As a result, new job titles are emerging, targeted at blending the line between business and IT, according to Harry Osle, global HR solutions practice leader at The Hackett Group. He says he's seen a growing trend in new titles, including director of digital transformation, chief data officer and chief digital officer. "These positions will be key in helping organizations transform and provide insights on how important digital transformation is to any given company," he says.
For Troester, demonstrating your business's capability to encourage cross-functional knowledge and skills, can make your company more appealing to potential candidates. "Because what motivated individual would not want to work for an industry leader that is known for innovation?" he says.
A strong business strategy
In the business world, most new initiatives are driven by ROI, and digital transformation is no different. Businesses need to have a clear and well thought-out IT hiring strategy in place in order to convince the board of executives to allocate the right resources to find people with the necessary skills, according to Osle.
"Digital transformation strategies should be driven based on financial goals, and the investment should be measured over time," says Holland.

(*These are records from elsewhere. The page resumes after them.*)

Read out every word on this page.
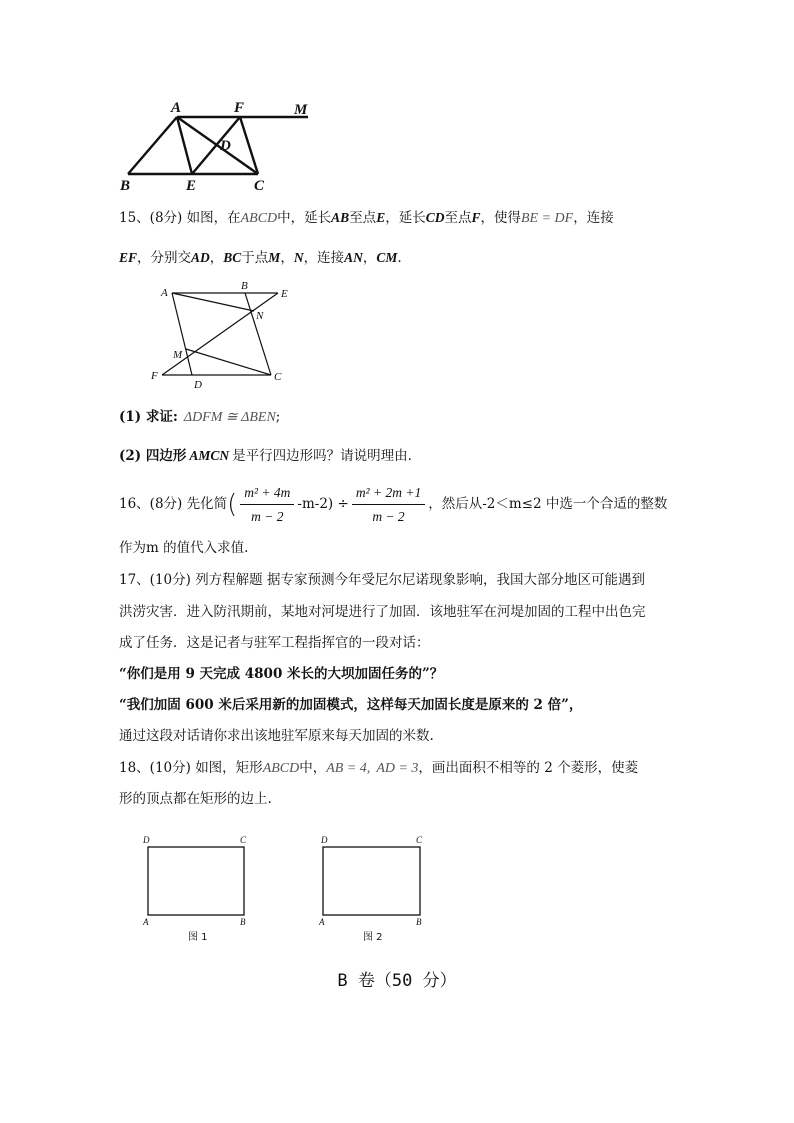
A	F	M
D
B	E	C
15、(8分) 如图，在ABCD中，延长AB至点E，延长CD至点F，使得BE = DF，连接
EF，分别交AD，BC于点M，N，连接AN，CM.
A
B
E
N
M
F
D
C
(1) 求证: ΔDFM ≅ ΔBEN;
(2) 四边形 AMCN 是平行四边形吗？请说明理由.
16、(8分) 先化简( $\frac{\text{m² + 4m}}{m - 2} -m-2) \div \frac{\text{m² + 2m +1}}{m - 2}$ ，然后从-2＜m≤2 中选一个合适的整数
作为m 的值代入求值.
17、(10分) 列方程解题 据专家预测今年受尼尔尼诺现象影响，我国大部分地区可能遇到
洪涝灾害．进入防汛期前，某地对河堤进行了加固．该地驻军在河堤加固的工程中出色完
成了任务．这是记者与驻军工程指挥官的一段对话：
“你们是用 9 天完成 4800 米长的大坝加固任务的”？
“我们加固 600 米后采用新的加固模式，这样每天加固长度是原来的 2 倍”，
通过这段对话请你求出该地驻军原来每天加固的米数.
18、(10分) 如图，矩形ABCD中，AB = 4, AD = 3，画出面积不相等的 2 个菱形，使菱
形的顶点都在矩形的边上.
D	C
A	B
图 1
D	C
A	B
图 2
B 卷（50 分）
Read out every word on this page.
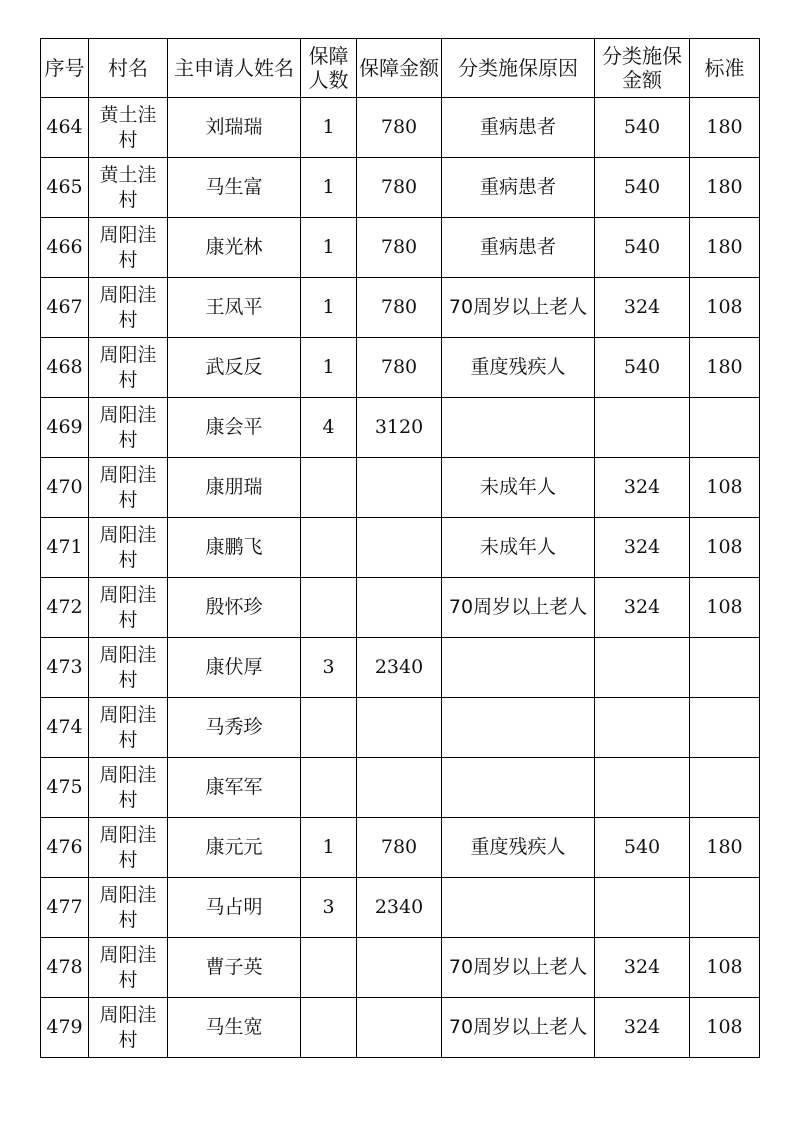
序号	村名	主申请人姓名	保障人数	保障金额	分类施保原因	分类施保金额	标准
464	黄土洼村	刘瑞瑞	1	780	重病患者	540	180
465	黄土洼村	马生富	1	780	重病患者	540	180
466	周阳洼村	康光林	1	780	重病患者	540	180
467	周阳洼村	王凤平	1	780	70周岁以上老人	324	108
468	周阳洼村	武反反	1	780	重度残疾人	540	180
469	周阳洼村	康会平	4	3120			
470	周阳洼村	康朋瑞			未成年人	324	108
471	周阳洼村	康鹏飞			未成年人	324	108
472	周阳洼村	殷怀珍			70周岁以上老人	324	108
473	周阳洼村	康伏厚	3	2340			
474	周阳洼村	马秀珍					
475	周阳洼村	康军军					
476	周阳洼村	康元元	1	780	重度残疾人	540	180
477	周阳洼村	马占明	3	2340			
478	周阳洼村	曹子英			70周岁以上老人	324	108
479	周阳洼村	马生宽			70周岁以上老人	324	108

He adds that it's not a race -- it takes time, and goals, and should be measured over time in a "grand multi-year strategy," accomplished through incremental steps that drive the success of the ultimate goal.
A good digital hiring strategy will ultimately change the way businesses view technology. "For the first time in the history of modern computing, we have seen a convergence of business and IT strategy, primarily fueled by the increasing power that new innovative and disruptive technologies have emerged," says Holland.
It takes time and energy to successfully transition your business to digital, says Holland. "It's impossible to do all at once." He says it's important to take it one step at a time -- even if that means deploying only one piece of technology, or hiring only one new employee at a time to see how it impacts or doesn't impact the business. According to Holland, it requires a "measured approach," that needs to include customer engagement, worker engagement, process optimization and digital value networks.
"It's critical that a company create a focused, incremental plan to achieve enterprise digital transformation by improving the parts that make up the whole based upon the apparent opportunity to drive ROI through increased efficiency and effectiveness almost function by function," says Holland.